Isabel Quintanilla en el Thyssen

José Cancio

OPINIÓN

La Fundación Thyssen-Bornemisza es una de las que participan en el estudio sobre la filantropía privada en España
La Fundación Thyssen-Bornemisza es una de las que participan en el estudio sobre la filantropía privada en España AITOR MARTIN | EFE

04 may 2024 . Actualizado a las 05:00 h.

Por fin aparecieron mis hijos, nos habíamos citado en las puertas del Congreso a las tres y media de la tarde. Y después de saludarnos nos pusimos en marcha a paso decidido con idea visitar en el Thyssen la exposición temporal dedicada a Isabel (Maribel) Quintanilla. No había transcurrido un cuarto de hora, cuando traspasábamos con expectación la noble verja del museo, sorprendidos ante la inexistencia de las habituales colas. Tampoco tuvimos que esperar en el filtro de seguridad para acceder al gran hall. 

Las obras que fuimos descubriendo al principio del itinerario eran más que un digno homenaje a los vasos Duralex. Interpretados mediante doce ejemplos desde diferentes ángulos y variadas técnicas, pretendían transmitirnos que lo intrascendente y cotidiano forma parte de nuestras vidas si uno es capaz de reconocerse en las pequeñas cosas. Tras esa primera impresión nuestros ojos se fueron trasladando a óleos de una traza más comprometida, donde las perspectivas urbanas, sobre todo una vista de Roma majestuosamente apaisada, colocada con devoción en un lienzo frontal de pared, empezaron a rivalizar con escenas de la intimidad hogareña expresadas con la máxima asepsia. En los rincones y pequeños espacios domésticos que Isabel desnudaba a nuestra curiosidad, las mesas, sillas, libros y objetos de escritorio se dejaban bañar por la luz cónica proyectada desde un modesto flexo dispuesto hábilmente para conseguir un efectista claroscuro. Vulgares radiadores sin el menor interés artístico, baldas de cristal en baños como los de cualquier casa ocupadas por cachivaches de higiene y maquillaje, un melancólico lavabo perdido en una pared, un patio en cuyo suelo reposan hojas indefensas, a merced del viento. Hace falta mucho talento para indagar en la esencia de lo prosaico y elevarlo a la categoría de arte

En el repertorio de Isabel, la figura humana, como también tiene por norma el resto de integrantes de la escuela realista madrileña, nunca aparece visible, simplemente se insinúa su presencia a través de objetos vinculados al uso cotidiano: el teléfono, el bolígrafo, el libro, un folio. Las alusiones directas a la nocturnidad y la solemnidad inconsistente el dedal, llegamos a saber que pretenden una tierna evocación de los quehaceres de su madre, costurera de profesión, obligada a prolongar de noche sus labores. La ventana como símbolo es otro de los motivos recurrentes de la escuela madrileña, se diría que lo acordaron para marcar un sello inconfundible que la distinga. La consideran una interesante estrategia para impulsar la vida desde dentro, una saludable membrana donde la ósmosis entre el mundano exterior y el recoleto intramuros se manifiesta de forma imperceptible gracias a la interposición transparente del vidrio. 

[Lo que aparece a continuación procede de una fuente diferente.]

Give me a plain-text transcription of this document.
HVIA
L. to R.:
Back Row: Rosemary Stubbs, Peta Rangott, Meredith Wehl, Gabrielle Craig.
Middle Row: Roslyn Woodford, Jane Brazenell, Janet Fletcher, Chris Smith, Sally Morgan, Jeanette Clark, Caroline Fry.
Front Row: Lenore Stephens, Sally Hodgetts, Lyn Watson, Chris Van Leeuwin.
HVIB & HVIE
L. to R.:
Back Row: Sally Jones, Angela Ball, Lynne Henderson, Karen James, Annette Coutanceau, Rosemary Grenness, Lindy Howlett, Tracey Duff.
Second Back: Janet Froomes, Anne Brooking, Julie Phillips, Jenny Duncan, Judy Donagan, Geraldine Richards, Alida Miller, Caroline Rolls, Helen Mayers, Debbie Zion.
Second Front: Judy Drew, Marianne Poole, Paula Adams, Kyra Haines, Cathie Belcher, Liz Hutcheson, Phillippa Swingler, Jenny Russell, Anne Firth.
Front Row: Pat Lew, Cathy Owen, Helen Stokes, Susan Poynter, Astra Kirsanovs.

A escasa distancia, casi sin empezar a movernos, reclamaban nuestra atención una serie de escenas protagonizadas por elementos vegetales de un verde brillante muy personal. Higueras, alhelíes, uvas, destacaban su imagen sobre fondos levemente anaranjados o sobre el crudo gris de las paredes de hormigón. En ese culto al color impetuoso pero al mismo tiempo contenido, el dominio técnico de Isabel y su capacidad para adentrarnos en su mundo íntimo volvían a quedar en evidencia.  

Los paisajes no es necesario que sean especialmente bellos o representen naturalezas de impactante influjo visual, pudimos contemplar cómo  la mansa llanura castellana o extremeña que a pocos pintores les motiva (B. Palencia, Ortega Muñoz…), es capaz de despertarnos emociones cuando se ofrece con sincera expresividad, sin otro recurso pictórico que darle libertad a los pinceles. Los campos de tonalidades uniformes, donde el verde es un poco amarillento y el amarillo un poco verdoso, aparecen lamidos por una luz tratada con delicadeza que no siempre parece auténtica pero que atrae en busca de la causa real de la seducción. 

Fue un acierto venir, nos dijimos al abandonar el museo hora y media más tarde. Tal vez volvamos.